Some teachers are allowed to provide virtually no notice that they plan to resign or retire, leaving schools in the dark about coming vacancies until the fall.
Often, the report said, schools must hire union-protected teachers who want to transfer from other schools, which slows the process and prevents principals from hiring whomever they want.
Many state and local budgets also aren't set until the end of June, if not later, causing financial uncertainty that put schools at a disadvantage, it said.
The report called for those policies to be changed, a task that a coalition of large urban districts called daunting.
"One can say, 'Well, just change it,' but sometimes that means either going back to the bargaining table or going to the legislature and changing law," said Michael Casserly, executive director of the Council of the Great City Schools.
Casserly did praise the report for raising important issues and said his group will work with The New Teacher Project to pursue improvements.
On balance the report fairly reflects tendencies of urban schools and may even underestimate how poorly their personnel departments run, said Adam Urbanski, vice president of the American Federation of Teachers, the union that represents most urban teachers.
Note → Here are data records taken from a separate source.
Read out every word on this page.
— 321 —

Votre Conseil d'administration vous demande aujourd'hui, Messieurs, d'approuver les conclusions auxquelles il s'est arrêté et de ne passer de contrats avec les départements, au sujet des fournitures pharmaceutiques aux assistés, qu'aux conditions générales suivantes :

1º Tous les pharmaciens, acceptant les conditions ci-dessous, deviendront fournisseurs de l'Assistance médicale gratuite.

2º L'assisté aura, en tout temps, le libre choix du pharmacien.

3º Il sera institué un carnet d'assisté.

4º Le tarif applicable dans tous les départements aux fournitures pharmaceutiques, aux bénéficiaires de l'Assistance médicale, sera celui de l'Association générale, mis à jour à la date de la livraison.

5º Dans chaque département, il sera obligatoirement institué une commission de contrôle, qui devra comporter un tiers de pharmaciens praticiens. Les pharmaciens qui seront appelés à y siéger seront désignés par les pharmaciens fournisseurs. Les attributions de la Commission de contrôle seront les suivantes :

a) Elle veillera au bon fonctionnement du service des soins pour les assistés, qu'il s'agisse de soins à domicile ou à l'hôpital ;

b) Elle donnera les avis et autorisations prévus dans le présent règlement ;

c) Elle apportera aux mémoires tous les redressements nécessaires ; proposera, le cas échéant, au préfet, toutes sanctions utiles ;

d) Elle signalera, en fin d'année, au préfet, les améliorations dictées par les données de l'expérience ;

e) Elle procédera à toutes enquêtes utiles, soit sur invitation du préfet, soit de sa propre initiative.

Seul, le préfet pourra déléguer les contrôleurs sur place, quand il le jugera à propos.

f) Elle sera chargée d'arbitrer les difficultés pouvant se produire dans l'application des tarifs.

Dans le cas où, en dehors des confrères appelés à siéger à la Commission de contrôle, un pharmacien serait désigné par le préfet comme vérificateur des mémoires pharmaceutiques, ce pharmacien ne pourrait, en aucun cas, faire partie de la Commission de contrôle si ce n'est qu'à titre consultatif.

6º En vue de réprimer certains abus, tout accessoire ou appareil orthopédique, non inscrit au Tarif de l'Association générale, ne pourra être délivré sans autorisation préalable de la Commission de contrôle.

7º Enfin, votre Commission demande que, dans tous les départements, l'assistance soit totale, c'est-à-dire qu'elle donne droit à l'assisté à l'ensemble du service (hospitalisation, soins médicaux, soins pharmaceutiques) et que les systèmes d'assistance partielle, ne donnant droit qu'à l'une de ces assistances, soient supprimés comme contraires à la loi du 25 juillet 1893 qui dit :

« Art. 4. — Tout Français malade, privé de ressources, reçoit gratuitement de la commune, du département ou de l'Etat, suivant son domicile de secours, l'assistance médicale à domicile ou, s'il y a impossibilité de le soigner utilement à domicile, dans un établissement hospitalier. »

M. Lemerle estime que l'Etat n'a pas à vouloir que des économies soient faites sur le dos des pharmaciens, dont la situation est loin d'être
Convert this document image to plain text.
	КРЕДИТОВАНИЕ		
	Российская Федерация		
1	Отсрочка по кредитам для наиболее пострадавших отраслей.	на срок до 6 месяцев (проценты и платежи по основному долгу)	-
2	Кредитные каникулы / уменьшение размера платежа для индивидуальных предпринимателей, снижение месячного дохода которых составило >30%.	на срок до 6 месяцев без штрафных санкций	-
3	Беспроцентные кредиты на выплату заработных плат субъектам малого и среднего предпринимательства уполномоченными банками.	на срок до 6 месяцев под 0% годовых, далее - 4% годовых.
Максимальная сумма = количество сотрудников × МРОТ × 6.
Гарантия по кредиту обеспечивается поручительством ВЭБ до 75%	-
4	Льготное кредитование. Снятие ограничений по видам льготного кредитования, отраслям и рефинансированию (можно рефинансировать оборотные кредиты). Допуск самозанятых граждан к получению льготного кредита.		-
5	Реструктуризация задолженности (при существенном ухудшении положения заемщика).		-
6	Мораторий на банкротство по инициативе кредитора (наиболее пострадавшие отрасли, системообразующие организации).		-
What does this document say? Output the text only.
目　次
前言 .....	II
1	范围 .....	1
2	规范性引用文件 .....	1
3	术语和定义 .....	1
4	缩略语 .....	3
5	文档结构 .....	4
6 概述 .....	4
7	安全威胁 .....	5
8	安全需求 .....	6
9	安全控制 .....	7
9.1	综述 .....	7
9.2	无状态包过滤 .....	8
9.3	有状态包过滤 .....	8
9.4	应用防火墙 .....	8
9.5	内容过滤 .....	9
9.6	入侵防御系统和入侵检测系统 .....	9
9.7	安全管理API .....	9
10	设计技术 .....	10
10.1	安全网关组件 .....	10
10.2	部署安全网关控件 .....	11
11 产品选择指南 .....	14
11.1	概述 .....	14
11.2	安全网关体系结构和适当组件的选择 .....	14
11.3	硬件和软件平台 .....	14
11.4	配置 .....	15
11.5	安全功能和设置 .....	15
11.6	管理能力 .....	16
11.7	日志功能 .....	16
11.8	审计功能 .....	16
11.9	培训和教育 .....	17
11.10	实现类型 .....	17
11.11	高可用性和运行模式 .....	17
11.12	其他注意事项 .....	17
But Urbanski, a board member of the group that produced the report, disagreed that seniority should get reduced importance when teachers want to be hired at another school.
"It is unreasonable to expect that tenure within an organization, coupled with satisfactory performance, ought not carry some sort of assurance that you won't be replaced by someone walking in off the sidewalk," he said.
One city principal, Gwendolyn Boyd of John Marshall Metro High School on the west side of Chicago, said the report does not largely represent how hiring works at her school.
Boyd said she hired 20 top candidates in late summer and that union transfer rules have not presented her a problem. Chicago school leaders have taken a step the report recommends: offering an incentive for teachers to send notification earlier if they plan to retire.
Sun reporter
Emily Richmond and the Associated Press contributed to this story.